One of the earliest missionary centers of the Episcopal Church in Minnesota and believed to be the first Episcopal cathedral built in the United States, the Cathedral of Our Merciful Saviour is also a monument to Henry Benjamin Whipple. Elected first bishop of the Episcopal Diocese of Minnesota in 1858 at the age of thirty-seven, Whipple soon became known as "Straight Tongue" by the Dakota and Ojibway Indians whose rights he worked to secure through the reform of U.S. Indian policies and an active Indian mission program. Speaking almost alone, it was Whipple who persuaded Abraham Lincoln to commute most of the sentences of Dakota men condemned to death after the conflict of 1862.

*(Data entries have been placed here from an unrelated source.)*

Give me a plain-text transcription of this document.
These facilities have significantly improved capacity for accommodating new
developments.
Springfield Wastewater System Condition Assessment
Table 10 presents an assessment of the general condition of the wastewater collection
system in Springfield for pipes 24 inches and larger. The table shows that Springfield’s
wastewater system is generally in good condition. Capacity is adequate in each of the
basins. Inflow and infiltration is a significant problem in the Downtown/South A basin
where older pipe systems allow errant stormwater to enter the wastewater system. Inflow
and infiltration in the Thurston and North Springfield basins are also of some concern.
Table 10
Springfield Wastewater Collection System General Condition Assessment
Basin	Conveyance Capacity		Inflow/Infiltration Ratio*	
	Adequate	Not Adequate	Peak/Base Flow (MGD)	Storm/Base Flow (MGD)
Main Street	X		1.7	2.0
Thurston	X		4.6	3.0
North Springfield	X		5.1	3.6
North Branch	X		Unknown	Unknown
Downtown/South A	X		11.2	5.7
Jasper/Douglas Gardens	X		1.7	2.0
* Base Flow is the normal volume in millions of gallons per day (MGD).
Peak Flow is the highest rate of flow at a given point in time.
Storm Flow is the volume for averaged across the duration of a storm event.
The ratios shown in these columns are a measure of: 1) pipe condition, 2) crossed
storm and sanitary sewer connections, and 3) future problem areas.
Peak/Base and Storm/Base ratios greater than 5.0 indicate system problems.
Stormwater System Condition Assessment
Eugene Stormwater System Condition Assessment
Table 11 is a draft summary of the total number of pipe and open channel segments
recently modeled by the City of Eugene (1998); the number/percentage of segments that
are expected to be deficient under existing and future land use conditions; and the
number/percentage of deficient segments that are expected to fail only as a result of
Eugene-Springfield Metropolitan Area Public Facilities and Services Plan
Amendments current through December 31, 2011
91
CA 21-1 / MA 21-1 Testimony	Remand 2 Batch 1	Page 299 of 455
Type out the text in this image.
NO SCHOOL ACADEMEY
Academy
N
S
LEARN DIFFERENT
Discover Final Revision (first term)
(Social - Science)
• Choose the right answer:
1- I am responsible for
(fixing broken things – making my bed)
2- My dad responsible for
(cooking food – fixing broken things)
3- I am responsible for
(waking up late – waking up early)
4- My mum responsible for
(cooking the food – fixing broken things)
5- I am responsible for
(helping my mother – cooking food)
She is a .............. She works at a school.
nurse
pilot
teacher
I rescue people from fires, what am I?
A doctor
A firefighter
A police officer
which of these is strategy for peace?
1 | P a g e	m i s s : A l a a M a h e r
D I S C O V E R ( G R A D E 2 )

The cathedral developed out of work begun in 1858 by James Lloyd Breck. The cornerstone was laid on July 16, 1862. James Renwick, architect of St. Patrick's Cathedral in New York City, is credited with the design. Envisioned as a gathering place for the Parish of the Good Shepherd, Seabury Divinity School, Shattuck, and St. Mary's Hall, the Faribault Cathedral was consecrated on June 24, 1869. The tower, designed by Ralph Adams Cram, architect of St. John the Divine in New York City, was added as a memorial to Bishop Whipple after his death in 1901. Whipple is buried in a crypt beneath the chancel.
In 1941, St. Mark's in Minneapolis became the diocesan cathedral. However, the "Bishop's Church in Faribault" remains the home of an active congregation and a place of pilgrimage in southern Minnesota.